PAPER: Privacy-Preserving Convolutional Neural Networks using Low-Degree Polynomial Approximations and Structural Optimizations on Leveled FHE
Eduardo Chielle, Manaar Alam, Jinting Liu, Jovan Kascelan, Michail Maniatakos
TL;DR
This work tackles the challenge of privacy-preserving CNN inference under leveled FHE (LFHE) by drastically reducing multiplicative depth and avoiding bootstrapping. It introduces a quadratic activation with a penalty-based training regime to achieve the theoretical minimum depth for nonlinear activations, complemented by structural optimizations (Node Fusing, Weight Redistribution, Tower Reuse) and co-design techniques (data layout, slice/ensemble clustering) to enable deep models like ResNet-32 under LFHE. A key contribution is enabling ensemble polynomial networks within a single ciphertext via shared codebooks, recovering accuracy lost to low-degree polynomials.
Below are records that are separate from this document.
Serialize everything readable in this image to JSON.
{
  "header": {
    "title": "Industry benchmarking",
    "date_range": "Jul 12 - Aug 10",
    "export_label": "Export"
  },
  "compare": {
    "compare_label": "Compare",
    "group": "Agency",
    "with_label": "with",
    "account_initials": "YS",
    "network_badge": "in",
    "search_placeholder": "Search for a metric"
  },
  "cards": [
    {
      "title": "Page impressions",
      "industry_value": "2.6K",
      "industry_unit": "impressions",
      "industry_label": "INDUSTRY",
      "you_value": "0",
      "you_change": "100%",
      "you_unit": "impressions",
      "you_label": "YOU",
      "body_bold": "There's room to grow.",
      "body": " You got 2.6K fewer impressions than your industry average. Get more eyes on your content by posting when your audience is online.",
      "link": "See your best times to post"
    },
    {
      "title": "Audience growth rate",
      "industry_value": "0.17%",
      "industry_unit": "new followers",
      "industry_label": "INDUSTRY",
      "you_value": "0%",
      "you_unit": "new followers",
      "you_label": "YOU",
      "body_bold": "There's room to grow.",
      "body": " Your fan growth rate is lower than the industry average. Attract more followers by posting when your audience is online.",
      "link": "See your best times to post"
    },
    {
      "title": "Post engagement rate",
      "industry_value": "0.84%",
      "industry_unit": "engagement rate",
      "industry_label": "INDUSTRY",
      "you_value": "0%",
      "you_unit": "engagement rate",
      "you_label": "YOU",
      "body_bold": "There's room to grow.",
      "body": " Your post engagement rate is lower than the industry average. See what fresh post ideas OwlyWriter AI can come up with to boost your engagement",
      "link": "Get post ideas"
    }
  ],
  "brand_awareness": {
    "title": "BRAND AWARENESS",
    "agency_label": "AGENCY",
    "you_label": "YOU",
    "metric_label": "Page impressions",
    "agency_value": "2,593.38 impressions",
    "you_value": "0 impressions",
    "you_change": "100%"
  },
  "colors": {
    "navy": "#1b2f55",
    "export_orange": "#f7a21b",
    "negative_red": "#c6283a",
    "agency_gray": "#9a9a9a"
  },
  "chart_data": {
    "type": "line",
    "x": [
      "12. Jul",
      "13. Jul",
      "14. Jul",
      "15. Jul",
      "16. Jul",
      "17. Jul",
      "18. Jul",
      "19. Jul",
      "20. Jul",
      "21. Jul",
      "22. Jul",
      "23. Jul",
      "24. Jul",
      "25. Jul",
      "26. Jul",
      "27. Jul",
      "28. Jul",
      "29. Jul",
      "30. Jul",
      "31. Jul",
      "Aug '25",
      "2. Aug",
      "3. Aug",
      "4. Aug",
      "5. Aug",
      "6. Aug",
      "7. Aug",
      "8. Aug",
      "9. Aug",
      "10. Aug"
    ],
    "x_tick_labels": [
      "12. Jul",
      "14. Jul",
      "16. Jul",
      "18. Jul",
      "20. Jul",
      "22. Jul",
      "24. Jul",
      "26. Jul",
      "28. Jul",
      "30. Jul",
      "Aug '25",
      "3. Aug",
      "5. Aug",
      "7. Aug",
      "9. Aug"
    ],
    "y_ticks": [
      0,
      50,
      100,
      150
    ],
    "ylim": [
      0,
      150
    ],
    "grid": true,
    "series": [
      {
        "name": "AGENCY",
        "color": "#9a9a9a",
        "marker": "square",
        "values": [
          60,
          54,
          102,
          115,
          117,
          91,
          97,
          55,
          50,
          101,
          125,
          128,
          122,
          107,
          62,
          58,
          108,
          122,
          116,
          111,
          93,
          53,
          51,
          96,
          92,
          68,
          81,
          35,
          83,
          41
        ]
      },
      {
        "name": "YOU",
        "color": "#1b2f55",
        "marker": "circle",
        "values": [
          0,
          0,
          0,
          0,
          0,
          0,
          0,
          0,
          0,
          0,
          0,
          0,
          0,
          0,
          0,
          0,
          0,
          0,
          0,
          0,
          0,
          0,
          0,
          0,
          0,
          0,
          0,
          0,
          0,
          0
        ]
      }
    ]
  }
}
Empirically, the approach yields up to 4× faster private inference on CIFAR and Tiny-ImageNet than prior methods, with accuracy close to plaintext ReLU models, marking a significant step toward practical PPML deployments using LFHE.
Abstract
Recent work using Fully Homomorphic Encryption (FHE) has made non-interactive privacy-preserving inference of deep Convolutional Neural Networks (CNN) possible. However, the performance of these methods remain limited by their heavy reliance on bootstrapping, a costly FHE operation applied across multiple layers, severely slowing inference. Moreover, they depend on high-degree polynomial approximations of non-linear activations, which increase multiplicative depth and reduce accuracy by 2-5% compared to plaintext ReLU models. In this work, we close the accuracy gap between FHE-based non-interactive CNNs and their plaintext counterparts, while also achieving faster inference than existing methods. We propose a quadratic polynomial approximation of ReLU, which achieves the theoretical minimum multiplicative depth for non-linear activations, together with a penalty-based training strategy. We further introduce structural optimizations that reduce the required FHE levels in CNNs by a factor of five compared to prior work, allowing us to run deep CNN models under leveled FHE without bootstrapping. To further accelerate inference and recover accuracy typically lost with polynomial approximations, we introduce parameter clustering along with a joint strategy of data layout and ensemble techniques. Experiments with VGG and ResNet models on CIFAR and Tiny-ImageNet datasets show that our approach achieves up to $4\times$ faster private inference than prior work, with accuracy comparable to plaintext ReLU models.